After a long permitting journey to satisfy 14 federal, state and local agencies, the 20.7MW Icebreaker Icebreaker (20.7MW) Offshoreoff Cleveland, Ohio, USA, North America Click to see full details in Lake Erie was unanimously approved by the Ohio Power Siting Board (OPSB) in May.
However, it attached 33 conditions to the construction and operation of the project. The most onerous of these conditions was the order that turbines must not rotate overnight between 1 March and 1 November, until the developers could provide data showing that there were no adverse impacts on birds and bats.
LeedCo president David Karpinski said this operating condition “may well be fatal to the entire project”, and added: “Throughout the OPSB proceedings in this case, we made it abundantly clear that a requirement to shut down the turbines from dusk to dawn for the majority of the year renders the project economically not viable.”
He also said that the condition came as a surprise, that LeedCo only learned of it in the press release issued by the OPSB, and that the stipulation reneged on an earlier agreement with the permitting authority whereby Icebreaker would only have to turn off turbines if collision-detection technology did not work correctly.
LeedCo is now appealing the OPSB’s judgement, claiming it “ignored the evidence and acted contrary to state law” by disregarding the findings of its own technical staff and “added a project killing condition to its approval”.
Terrence O’Donnell, an attorney for Icebreaker Wind, added: “Nothing in Ohio law grants the board that kind of unchecked power. This shutdown mandate is without legal precedent, and we are hopeful the board will reconsider.”

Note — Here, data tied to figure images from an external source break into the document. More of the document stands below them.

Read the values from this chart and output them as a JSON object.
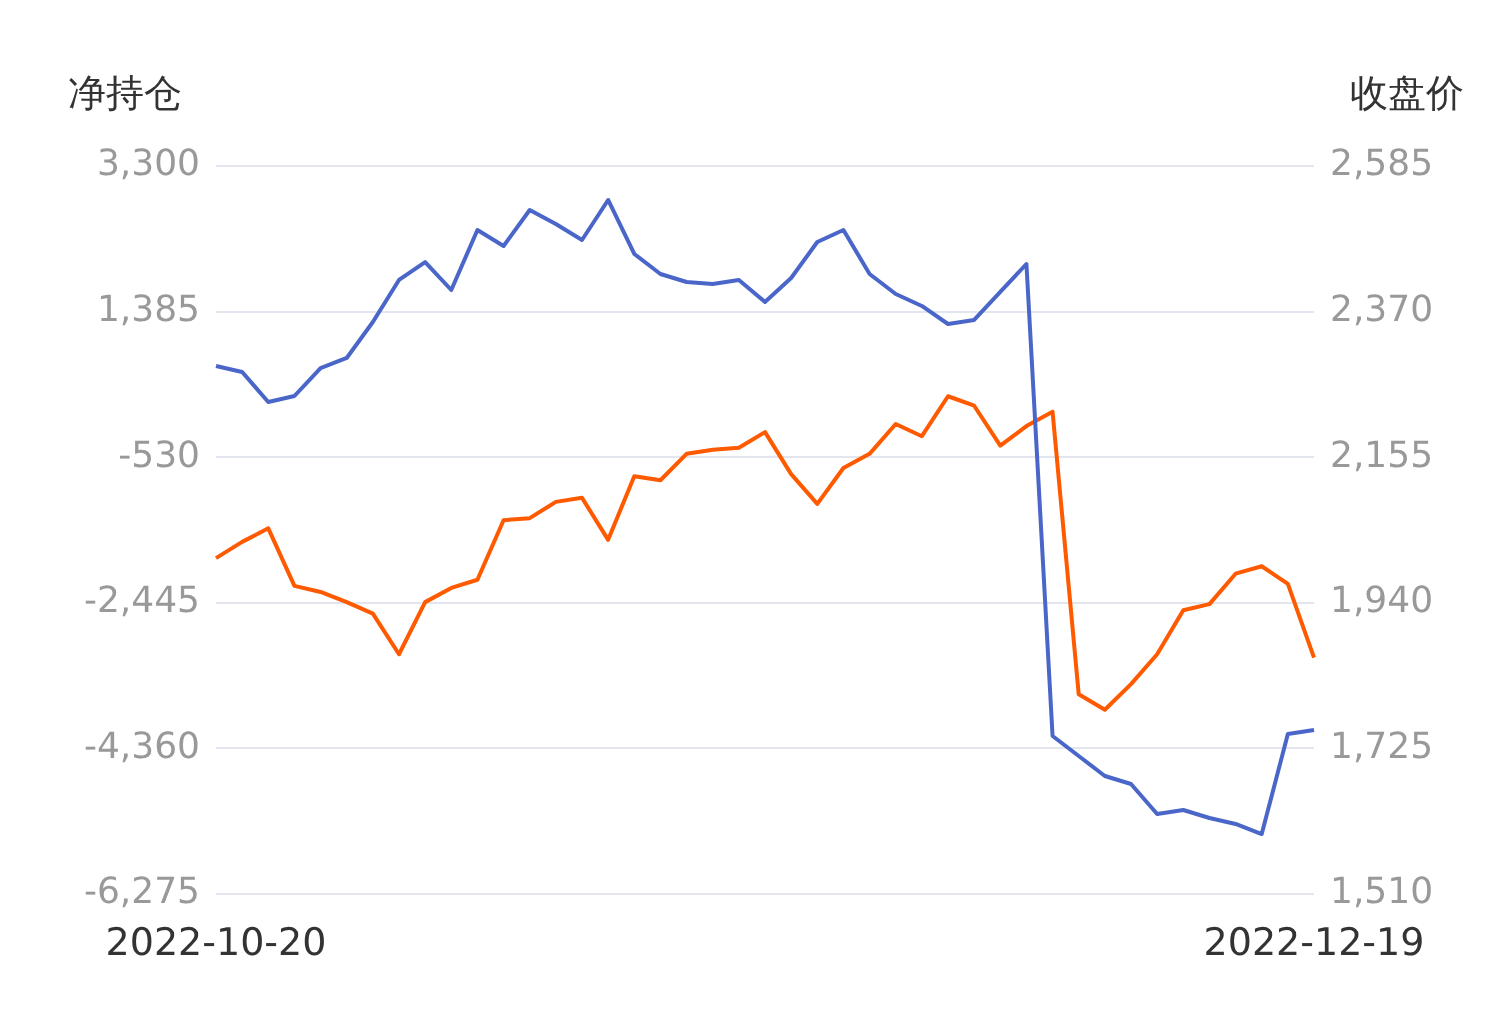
{
  "chart_data": {
    "type": "line",
    "ylabel": "净持仓",
    "y2label": "收盘价",
    "categories": [
      "2022-10-20",
      null,
      null,
      null,
      null,
      null,
      null,
      null,
      null,
      null,
      null,
      null,
      null,
      null,
      null,
      null,
      null,
      null,
      null,
      null,
      null,
      null,
      null,
      null,
      null,
      null,
      null,
      null,
      null,
      null,
      null,
      null,
      null,
      null,
      null,
      null,
      null,
      null,
      null,
      null,
      null,
      null,
      "2022-12-19"
    ],
    "series": [
      {
        "color": "#4a66c8",
        "values": [
          670,
          591,
          196,
          275,
          643,
          775,
          1248,
          1801,
          2037,
          1669,
          2458,
          2248,
          2721,
          2537,
          2327,
          2853,
          2143,
          1880,
          1774,
          1748,
          1801,
          1511,
          1827,
          2300,
          2458,
          1880,
          1616,
          1459,
          1222,
          1275,
          1643,
          2011,
          -4197,
          -4460,
          -4723,
          -4828,
          -5223,
          -5170,
          -5275,
          -5354,
          -5486,
          -4171,
          -4118
        ]
      },
      {
        "color": "#ff5a00",
        "axis": "y2",
        "values": [
          2006,
          2030,
          2050,
          1965,
          1956,
          1941,
          1924,
          1864,
          1941,
          1962,
          1974,
          2062,
          2065,
          2089,
          2095,
          2033,
          2127,
          2121,
          2160,
          2166,
          2169,
          2192,
          2130,
          2086,
          2139,
          2160,
          2204,
          2186,
          2245,
          2231,
          2172,
          2201,
          2222,
          1805,
          1782,
          1820,
          1864,
          1929,
          1938,
          1983,
          1994,
          1968,
          1859
        ]
      }
    ],
    "ylim": [
      -6275,
      3300
    ],
    "yticks": [
      {
        "value": -6275,
        "label": "-6,275"
      },
      {
        "value": -4360,
        "label": "-4,360"
      },
      {
        "value": -2445,
        "label": "-2,445"
      },
      {
        "value": -530,
        "label": "-530"
      },
      {
        "value": 1385,
        "label": "1,385"
      },
      {
        "value": 3300,
        "label": "3,300"
      }
    ],
    "y2lim": [
      1510,
      2585
    ],
    "y2ticks": [
      {
        "value": 1510,
        "label": "1,510"
      },
      {
        "value": 1725,
        "label": "1,725"
      },
      {
        "value": 1940,
        "label": "1,940"
      },
      {
        "value": 2155,
        "label": "2,155"
      },
      {
        "value": 2370,
        "label": "2,370"
      },
      {
        "value": 2585,
        "label": "2,585"
      }
    ],
    "grid": "y",
    "marker": "none",
    "line_style": "solid",
    "legend": false
  }
}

Icebreaker is due to comprise six MHI Vestas V126-3.45MW turbines installed on suction-bucket foundations. It could come online in 2022, although 2024 was the original timetable.
The project has also faced opposition from bird advocacy groups, including the Black Swamp Bird Observatory and the American Bird Conservancy.
Murray Energy, the country’s largest private coal company, based near Cleveland, had also funded separate lawsuits opposing the project.
In a financial statement, the coal company listed 11 payments to law firm Benesch, Friedlander, Coplan & Aronoff, which opposed the project, totalling $993,628.88.
Murray Energy declared bankruptcy in October 2019.